Report From The Field by Dave Pacheco
Under the long-time supervision of Liese Dean, Wilderness Program Coordinator, and Deb Peters, Assistant Trails Supervisor and expert packer, we backpacked in five miles to a campsite in the Stanley Creek area of the wilderness and immediately got familiar with our home for the week. Our first impressions were how incredibly clean the water flowed through this magnificent granite-based, Lodgepole pine forest -- some of the clearest water we had ever seen. And we couldn't help but be starkly reminded that the entire location, camp and work sites, were in a burned area from a 2007 fire.
For the next five days we made daily forays of up to eight miles round trip performing an assortment of
trail tasks. Volunteers took turns sawing out 55 downed trees across trails with a six-foot cross-cut saw, we lopped and brushed back overgrown vegetation from 5 miles of trail, and mostly we cleaned out debris and rocks from 244 water bars over that same distance. The water bar work was particularly important because of the unusual level of erosion from the past fire, and they are necessary to divert the water from gouging through trails.
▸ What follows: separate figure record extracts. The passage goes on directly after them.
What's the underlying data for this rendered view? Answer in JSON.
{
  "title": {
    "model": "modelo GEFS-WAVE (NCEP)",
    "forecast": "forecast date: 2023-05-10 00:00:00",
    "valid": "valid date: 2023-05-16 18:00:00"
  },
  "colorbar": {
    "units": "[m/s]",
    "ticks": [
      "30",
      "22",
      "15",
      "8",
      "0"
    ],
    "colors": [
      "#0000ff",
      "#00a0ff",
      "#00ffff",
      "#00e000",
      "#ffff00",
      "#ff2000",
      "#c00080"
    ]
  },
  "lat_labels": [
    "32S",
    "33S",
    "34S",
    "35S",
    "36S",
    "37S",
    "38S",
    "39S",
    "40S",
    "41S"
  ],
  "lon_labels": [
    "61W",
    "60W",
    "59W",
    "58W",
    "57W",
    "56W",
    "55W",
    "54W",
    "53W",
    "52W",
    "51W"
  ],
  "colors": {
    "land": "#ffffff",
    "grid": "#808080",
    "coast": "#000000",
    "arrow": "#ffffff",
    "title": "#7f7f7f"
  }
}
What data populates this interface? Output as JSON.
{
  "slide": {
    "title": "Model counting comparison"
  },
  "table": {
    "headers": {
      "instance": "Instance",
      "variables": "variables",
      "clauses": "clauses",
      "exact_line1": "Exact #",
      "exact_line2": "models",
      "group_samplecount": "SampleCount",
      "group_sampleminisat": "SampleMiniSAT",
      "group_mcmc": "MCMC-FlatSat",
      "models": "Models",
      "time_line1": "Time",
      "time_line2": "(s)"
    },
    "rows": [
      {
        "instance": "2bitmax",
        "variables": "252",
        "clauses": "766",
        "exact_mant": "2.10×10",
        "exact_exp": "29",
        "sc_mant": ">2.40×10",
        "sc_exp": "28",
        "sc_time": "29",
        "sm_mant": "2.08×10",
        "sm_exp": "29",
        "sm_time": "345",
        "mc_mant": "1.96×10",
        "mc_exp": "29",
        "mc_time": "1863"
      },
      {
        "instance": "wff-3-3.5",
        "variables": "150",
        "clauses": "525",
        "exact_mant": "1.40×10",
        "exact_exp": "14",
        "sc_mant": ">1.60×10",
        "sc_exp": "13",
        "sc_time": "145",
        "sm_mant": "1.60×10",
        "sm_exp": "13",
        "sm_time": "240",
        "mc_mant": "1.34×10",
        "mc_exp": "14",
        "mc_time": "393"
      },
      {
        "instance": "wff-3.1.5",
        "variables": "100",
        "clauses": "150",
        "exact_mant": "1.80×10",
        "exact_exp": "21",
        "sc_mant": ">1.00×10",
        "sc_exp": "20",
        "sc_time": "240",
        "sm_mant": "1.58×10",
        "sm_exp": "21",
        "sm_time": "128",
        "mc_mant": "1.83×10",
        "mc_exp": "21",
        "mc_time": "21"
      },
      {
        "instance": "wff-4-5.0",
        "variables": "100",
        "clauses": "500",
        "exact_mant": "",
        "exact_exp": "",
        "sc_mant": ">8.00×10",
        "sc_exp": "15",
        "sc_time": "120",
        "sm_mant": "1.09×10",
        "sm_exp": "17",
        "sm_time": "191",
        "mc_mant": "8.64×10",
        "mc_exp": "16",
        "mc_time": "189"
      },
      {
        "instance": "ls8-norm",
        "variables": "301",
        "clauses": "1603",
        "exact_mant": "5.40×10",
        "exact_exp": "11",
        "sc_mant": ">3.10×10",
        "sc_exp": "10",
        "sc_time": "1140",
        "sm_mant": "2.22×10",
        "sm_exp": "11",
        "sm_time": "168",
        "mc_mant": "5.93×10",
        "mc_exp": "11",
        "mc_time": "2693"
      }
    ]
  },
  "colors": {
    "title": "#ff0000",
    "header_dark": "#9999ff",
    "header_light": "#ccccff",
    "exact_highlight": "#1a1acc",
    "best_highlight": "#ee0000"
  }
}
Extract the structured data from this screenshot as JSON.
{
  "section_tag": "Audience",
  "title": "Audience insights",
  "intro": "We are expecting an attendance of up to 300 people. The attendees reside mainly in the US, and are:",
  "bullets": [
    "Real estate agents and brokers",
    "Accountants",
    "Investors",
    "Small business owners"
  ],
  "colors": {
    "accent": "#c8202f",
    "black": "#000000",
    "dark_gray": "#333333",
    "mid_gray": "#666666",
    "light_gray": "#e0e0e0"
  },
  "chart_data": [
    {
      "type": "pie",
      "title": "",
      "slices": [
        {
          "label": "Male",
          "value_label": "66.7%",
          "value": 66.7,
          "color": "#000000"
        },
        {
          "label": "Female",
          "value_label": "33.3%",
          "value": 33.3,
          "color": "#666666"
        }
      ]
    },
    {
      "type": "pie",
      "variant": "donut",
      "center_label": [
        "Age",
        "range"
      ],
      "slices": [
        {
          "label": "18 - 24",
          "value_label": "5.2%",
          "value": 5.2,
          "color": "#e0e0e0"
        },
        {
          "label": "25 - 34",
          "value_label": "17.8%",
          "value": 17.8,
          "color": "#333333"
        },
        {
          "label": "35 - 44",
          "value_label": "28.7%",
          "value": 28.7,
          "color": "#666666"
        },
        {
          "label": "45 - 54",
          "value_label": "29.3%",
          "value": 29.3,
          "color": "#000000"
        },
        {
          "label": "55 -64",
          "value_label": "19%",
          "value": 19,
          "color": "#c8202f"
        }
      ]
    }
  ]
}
Over the course of the week, we were thrilled with late night visits through camp by Mule deer and elk, and on the smaller scale we were entertained by pika, Clark's nutcracker, bluebird, and some very colorful Western tanagers. Thankfully, Thursday's storms that touched off wildfires across Idaho were well away from the immediate area, but they did make for some incredible evening red skies. The Sawtooth NRA is a place of many streams, deep glacial lakes, craggy peaks, and it's a place many of us will return to as we constantly explore wild America. If you're looking for a spectacular wilderness adventure, join us next year for another week in the Sawtooths!